Les œuvres de Mozart ne sont sans doute pas de celles où la capacité d’un instrumentiste à improviser semble le plus nécessaire. En général nous leur appliquons tout au contraire les critères d’interprétation propres à une époque plus tardive qui institue entre le compositeur et l’exécutant une barrière étanche : le compositeur compose, l’exécutant exécute, et ce dans le respect le plus absolu des moindres indications de la partition.
Si une telle attitude paraît fondée dans le cas d’une œuvre de Stravinsky, de Ravel, ou de Schönberg, où il ne viendrait à l’idée d’aucun interprète sain d’esprit de rajouter, ça et là, sa touche personnelle, il semble beaucoup moins pertinent de faire systématiquement de même avec Mozart qui vécut en un temps où les savoirs étaient moins cloisonnés.

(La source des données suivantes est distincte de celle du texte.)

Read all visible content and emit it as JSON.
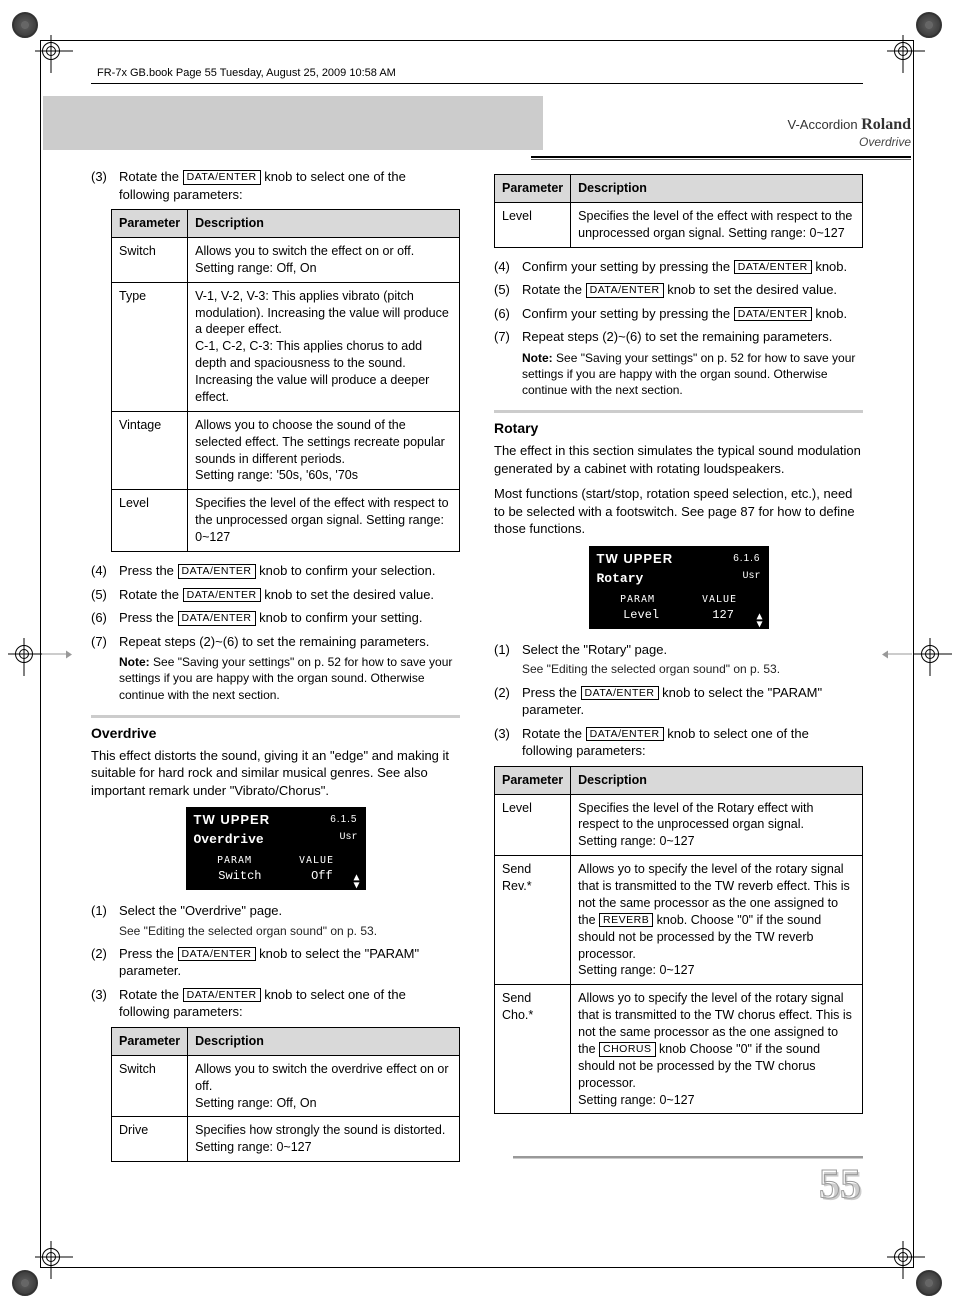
{
  "book_header": "FR-7x GB.book  Page 55  Tuesday, August 25, 2009  10:58 AM",
  "header": {
    "left": "V-Accordion",
    "brand": "Roland",
    "sub": "Overdrive"
  },
  "data_enter": "DATA/ENTER",
  "reverb_btn": "REVERB",
  "chorus_btn": "CHORUS",
  "left": {
    "step3": "Rotate the",
    "step3b": "knob to select one of the following parameters:",
    "table1": {
      "h1": "Parameter",
      "h2": "Description",
      "rows": [
        {
          "p": "Switch",
          "d": "Allows you to switch the effect on or off. Setting range: Off, On"
        },
        {
          "p": "Type",
          "d": "V-1, V-2, V-3: This applies vibrato (pitch modulation). Increasing the value will produce a deeper effect.\nC-1, C-2, C-3: This applies chorus to add depth and spaciousness to the sound. Increasing the value will produce a deeper effect."
        },
        {
          "p": "Vintage",
          "d": "Allows you to choose the sound of the selected effect. The settings recreate popular sounds in different periods.\nSetting range: '50s, '60s, '70s"
        },
        {
          "p": "Level",
          "d": "Specifies the level of the effect with respect to the unprocessed organ signal. Setting range: 0~127"
        }
      ]
    },
    "step4a": "Press the",
    "step4b": "knob to confirm your selection.",
    "step5a": "Rotate the",
    "step5b": "knob to set the desired value.",
    "step6a": "Press the",
    "step6b": "knob to confirm your setting.",
    "step7": "Repeat steps (2)~(6) to set the remaining parameters.",
    "step7note": "See \"Saving your settings\" on p. 52 for how to save your settings if you are happy with the organ sound. Otherwise continue with the next section.",
    "overdrive_h": "Overdrive",
    "overdrive_p": "This effect distorts the sound, giving it an \"edge\" and making it suitable for hard rock and similar musical genres. See also important remark under \"Vibrato/Chorus\".",
    "lcd1": {
      "top": "TW UPPER",
      "num": "6.1.5",
      "name": "Overdrive",
      "usr": "Usr",
      "p": "PARAM",
      "v": "VALUE",
      "pv": "Switch",
      "vv": "Off"
    },
    "ov1": "Select the \"Overdrive\" page.",
    "ov1s": "See \"Editing the selected organ sound\" on p. 53.",
    "ov2a": "Press the",
    "ov2b": "knob to select the \"PARAM\" parameter.",
    "ov3a": "Rotate the",
    "ov3b": "knob to select one of the following parameters:",
    "table2": {
      "h1": "Parameter",
      "h2": "Description",
      "rows": [
        {
          "p": "Switch",
          "d": "Allows you to switch the overdrive effect on or off.\nSetting range: Off, On"
        },
        {
          "p": "Drive",
          "d": "Specifies how strongly the sound is distorted.\nSetting range: 0~127"
        }
      ]
    }
  },
  "right": {
    "table_top": {
      "h1": "Parameter",
      "h2": "Description",
      "rows": [
        {
          "p": "Level",
          "d": "Specifies the level of the effect with respect to the unprocessed organ signal. Setting range: 0~127"
        }
      ]
    },
    "s4a": "Confirm your setting by pressing the",
    "s4b": "knob.",
    "s5a": "Rotate the",
    "s5b": "knob to set the desired value.",
    "s6a": "Confirm your setting by pressing the",
    "s6b": "knob.",
    "s7": "Repeat steps (2)~(6) to set the remaining parameters.",
    "s7note": "See \"Saving your settings\" on p. 52 for how to save your settings if you are happy with the organ sound. Otherwise continue with the next section.",
    "rotary_h": "Rotary",
    "rotary_p1": "The effect in this section simulates the typical sound modulation generated by a cabinet with rotating loudspeakers.",
    "rotary_p2": "Most functions (start/stop, rotation speed selection, etc.), need to be selected with a footswitch. See page 87 for how to define those functions.",
    "lcd2": {
      "top": "TW UPPER",
      "num": "6.1.6",
      "name": "Rotary",
      "usr": "Usr",
      "p": "PARAM",
      "v": "VALUE",
      "pv": "Level",
      "vv": "127"
    },
    "r1": "Select the \"Rotary\" page.",
    "r1s": "See \"Editing the selected organ sound\" on p. 53.",
    "r2a": "Press the",
    "r2b": "knob to select the \"PARAM\" parameter.",
    "r3a": "Rotate the",
    "r3b": "knob to select one of the following parameters:",
    "table_rot": {
      "h1": "Parameter",
      "h2": "Description",
      "rows": [
        {
          "p": "Level",
          "d": "Specifies the level of the Rotary effect with respect to the unprocessed organ signal.\nSetting range: 0~127"
        },
        {
          "p": "Send Rev.*",
          "d": "Allows yo to specify the level of the rotary signal that is transmitted to the TW reverb effect. This is not the same processor as the one assigned to the |REVERB| knob. Choose \"0\" if the sound should not be processed by the TW reverb processor.\nSetting range: 0~127"
        },
        {
          "p": "Send Cho.*",
          "d": "Allows yo to specify the level of the rotary signal that is transmitted to the TW chorus effect. This is not the same processor as the one assigned to the |CHORUS| knob Choose \"0\" if the sound should not be processed by the TW chorus processor.\nSetting range: 0~127"
        }
      ]
    }
  },
  "pagenum": "55",
  "notelabel": "Note:"
}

Prenons l’exemple de ses concertos pour piano : on sait que Mozart, qui les écrivait le plus souvent pour lui-même, n’hésitait pas, en certains passages, à s’écarter considérablement de son texte au moment du concert, réintroduisant ainsi un peu de la spontanéité propre à l’improvisation au sein d’une musique cependant très « écrite ». Sans doute usait-il là de toute sa liberté de compositeur-interprète mais aussi, en une époque ou tout interprète était également plus ou moins compositeur, ne faisait-il que se conformer à un usage tacite qui voulait que l’on exécutât pas toujours « littéralement » le texte si certaines circonstances se trouvaient réunies. Ce pouvait être (tout particulièrement dans les mouvements lents) quand un thème était repris de façon strictement identique (ce qui imposait « tacitement » la nécessité de l’orner la seconde fois) ou bien encore quand la partie soliste se trouvait paradoxalement réduite à un simple « schéma », d’une simplicité peu en accord avec la virtuosité requise partout ailleurs.

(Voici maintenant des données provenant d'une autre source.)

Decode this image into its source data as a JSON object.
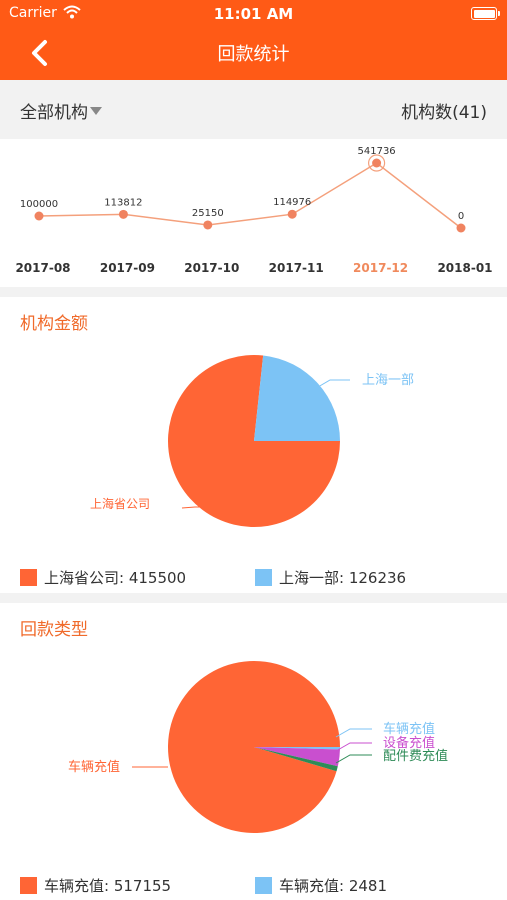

Par chance, il est arrivé que Mozart dévoile ses intentions en la matière en répondant à des commandes. Peut-être ne faisait-il pas totalement confiance aux capacités créatrices des virtuoses qui le sollicitèrent, car il s’efforça de noter avec la plus grande précision tous les passages qui eussent pu réclamer quelque improvisation (le concerto en mi bémol, K271, généralement surnommé « Jeune homme », illustre avec brio ce cas de figure). Il va de soi que tout interprète désireux de réaliser pleinement les intentions de Mozart devrait s’imprégner de tels exemples afin d’en restituer le sens dans d’autres partitions moins explicites. De la sorte (et c’est un plaisant paradoxe), en trahissant apparemment la « lettre », il n’en respecterait que plus l’esprit.
Cette réflexion (...) pourrait être étendue à la musique instrumentale ou vocale de Mozart (...).